Свидетельство следует за свидетельством; имя, возраст, род занятий, и затем – впечатления военного времени. Они продолжаются страница за страницей. Но в основе этой кажущейся простоты и ясности лежит скрупулёзный подход.

Алексиевич по преимуществу редактор. Сокращение каждого интервью – часов и часов материала – до яркой и содержательной страницы или двух само по себе является мастерством; оно заключается в том, что именно сохраняет Алексиевич. Сквозь свидетельства тянутся общие линии: на передний план выходит партизанский опыт наряду с сельской жизнью в условиях оккупации, ужасное знакомство с нацистским modus operandi (лат. «образ действия» – прим. пер.): чёрные руины, почерневшие люди, возмездие. «На заборах и столбах появились иностранные плакаты и листовки. Иностранные приказы. Пришли новые правила». (Вновь Зина Шиманская.) «Что-то свисало с дерева… Когда я поняла, что этим чем-то был человек, я замерла. И закрыла глаза…» (Инна Левкевич — 10 лет. Сейчас — инженер-строитель.)

Свидетели Алексиевич рассказывают о домашних обысках, деревенских расправах, о собаках, которые преследовали детей. И о бомбёжках тоже. «Кто-то подсказал нам, что надо открывать рот, чтобы не оглушило. И вот открываешь рот, закрываешь уши, и все равно слышишь, как она летит… Это так страшно, что кожа не только на лице, на всем теле натягивается». (Нина Ярошевич — 9 лет. Сейчас — учитель физкультуры.)

Чтение этих свидетельств безжалостно, и таковой была война, которую пережили эти дети: Алексиевич хочет, чтобы читатель это прочувствовал. «Я скучаю по детству, – говорит Вася Харевский, тогда четырёхлетний, теперь архитектор. – Оно выпало из моей жизни. Вместо детства была война».

Но при всём ужасе и схожести переживаний, хор Алексиевич никогда не превращается в какофонию. Тот факт, что каждый рассказ остаётся самостоятельным, является подтверждением её внимательного отношения к личному и конкретному.

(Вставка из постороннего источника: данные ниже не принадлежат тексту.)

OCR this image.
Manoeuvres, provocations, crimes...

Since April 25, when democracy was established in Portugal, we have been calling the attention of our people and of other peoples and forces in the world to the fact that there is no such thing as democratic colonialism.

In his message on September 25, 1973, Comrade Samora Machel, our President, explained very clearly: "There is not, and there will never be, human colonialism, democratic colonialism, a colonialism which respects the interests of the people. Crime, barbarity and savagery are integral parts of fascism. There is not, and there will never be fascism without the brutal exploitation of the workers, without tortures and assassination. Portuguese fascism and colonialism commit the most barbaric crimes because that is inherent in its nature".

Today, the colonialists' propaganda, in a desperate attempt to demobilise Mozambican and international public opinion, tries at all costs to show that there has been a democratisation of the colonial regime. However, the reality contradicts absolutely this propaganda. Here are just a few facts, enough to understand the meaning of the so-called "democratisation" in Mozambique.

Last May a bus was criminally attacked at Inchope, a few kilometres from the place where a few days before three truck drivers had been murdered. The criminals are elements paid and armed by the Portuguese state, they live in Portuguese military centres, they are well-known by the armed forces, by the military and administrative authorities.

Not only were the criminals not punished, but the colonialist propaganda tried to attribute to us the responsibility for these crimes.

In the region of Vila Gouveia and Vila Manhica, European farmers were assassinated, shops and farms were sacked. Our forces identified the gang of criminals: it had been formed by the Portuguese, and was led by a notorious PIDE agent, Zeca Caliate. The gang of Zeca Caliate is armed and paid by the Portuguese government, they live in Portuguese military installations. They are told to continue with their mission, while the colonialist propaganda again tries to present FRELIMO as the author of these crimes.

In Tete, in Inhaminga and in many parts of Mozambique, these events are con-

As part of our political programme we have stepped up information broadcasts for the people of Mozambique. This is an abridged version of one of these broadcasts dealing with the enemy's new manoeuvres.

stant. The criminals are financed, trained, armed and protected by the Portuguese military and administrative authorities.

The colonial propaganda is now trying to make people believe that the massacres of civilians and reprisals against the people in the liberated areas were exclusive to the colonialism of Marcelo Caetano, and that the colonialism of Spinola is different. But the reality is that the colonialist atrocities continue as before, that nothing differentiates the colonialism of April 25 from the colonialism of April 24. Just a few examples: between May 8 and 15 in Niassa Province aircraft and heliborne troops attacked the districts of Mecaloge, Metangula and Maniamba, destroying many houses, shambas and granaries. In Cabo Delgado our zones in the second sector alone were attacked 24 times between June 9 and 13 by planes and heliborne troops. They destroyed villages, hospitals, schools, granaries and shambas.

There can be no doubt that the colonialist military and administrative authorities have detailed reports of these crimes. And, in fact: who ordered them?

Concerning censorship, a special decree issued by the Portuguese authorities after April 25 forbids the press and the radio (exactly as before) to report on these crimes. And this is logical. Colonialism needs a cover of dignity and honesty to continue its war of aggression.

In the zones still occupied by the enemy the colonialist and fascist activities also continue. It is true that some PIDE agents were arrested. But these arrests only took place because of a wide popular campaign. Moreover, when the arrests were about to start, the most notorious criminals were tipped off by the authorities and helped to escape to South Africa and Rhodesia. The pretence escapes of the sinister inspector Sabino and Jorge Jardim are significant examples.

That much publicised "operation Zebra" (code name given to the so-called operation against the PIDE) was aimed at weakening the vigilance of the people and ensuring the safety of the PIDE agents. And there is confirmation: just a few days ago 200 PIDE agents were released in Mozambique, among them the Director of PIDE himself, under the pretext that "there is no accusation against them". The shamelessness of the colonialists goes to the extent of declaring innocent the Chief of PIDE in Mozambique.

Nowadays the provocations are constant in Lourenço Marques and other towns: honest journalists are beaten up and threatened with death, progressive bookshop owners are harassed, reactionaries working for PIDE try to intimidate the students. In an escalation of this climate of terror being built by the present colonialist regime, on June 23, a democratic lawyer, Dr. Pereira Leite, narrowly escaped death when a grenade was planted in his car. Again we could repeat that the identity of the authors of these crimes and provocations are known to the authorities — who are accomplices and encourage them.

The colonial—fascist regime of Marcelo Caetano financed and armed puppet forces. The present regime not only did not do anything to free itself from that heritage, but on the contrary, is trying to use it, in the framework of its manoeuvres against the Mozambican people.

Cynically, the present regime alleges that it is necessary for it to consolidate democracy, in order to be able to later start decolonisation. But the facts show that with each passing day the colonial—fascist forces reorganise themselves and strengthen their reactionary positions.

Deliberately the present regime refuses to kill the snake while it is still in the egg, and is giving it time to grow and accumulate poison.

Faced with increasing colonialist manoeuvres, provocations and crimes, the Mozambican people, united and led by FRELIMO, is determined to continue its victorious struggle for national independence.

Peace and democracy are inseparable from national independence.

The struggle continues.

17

Снова Инна Левкевич: «Сестре Ирме было семь лет, она несла примус и мамины туфли, страшно боялась потерять эти туфли. Туфли были новые, бледно-розового цвета, с граненым каблуком. Мама взяла их нечаянно, а может, потому что это была у нее самая красивая вещь». Римма Познякова, 6 лет, теперь рабочая: «Наш дом сгорел, наш сад сгорел, на яблонях висели печёные яблоки. Мы собрали их и ели». Алексиевич знает, что отпечатается в сознании читателя – и что ухнет в животе. Нина Ярошевич: «Повешенные были такие замерзшие, что они звенели. Как звенят замерзшие деревья в лесу…»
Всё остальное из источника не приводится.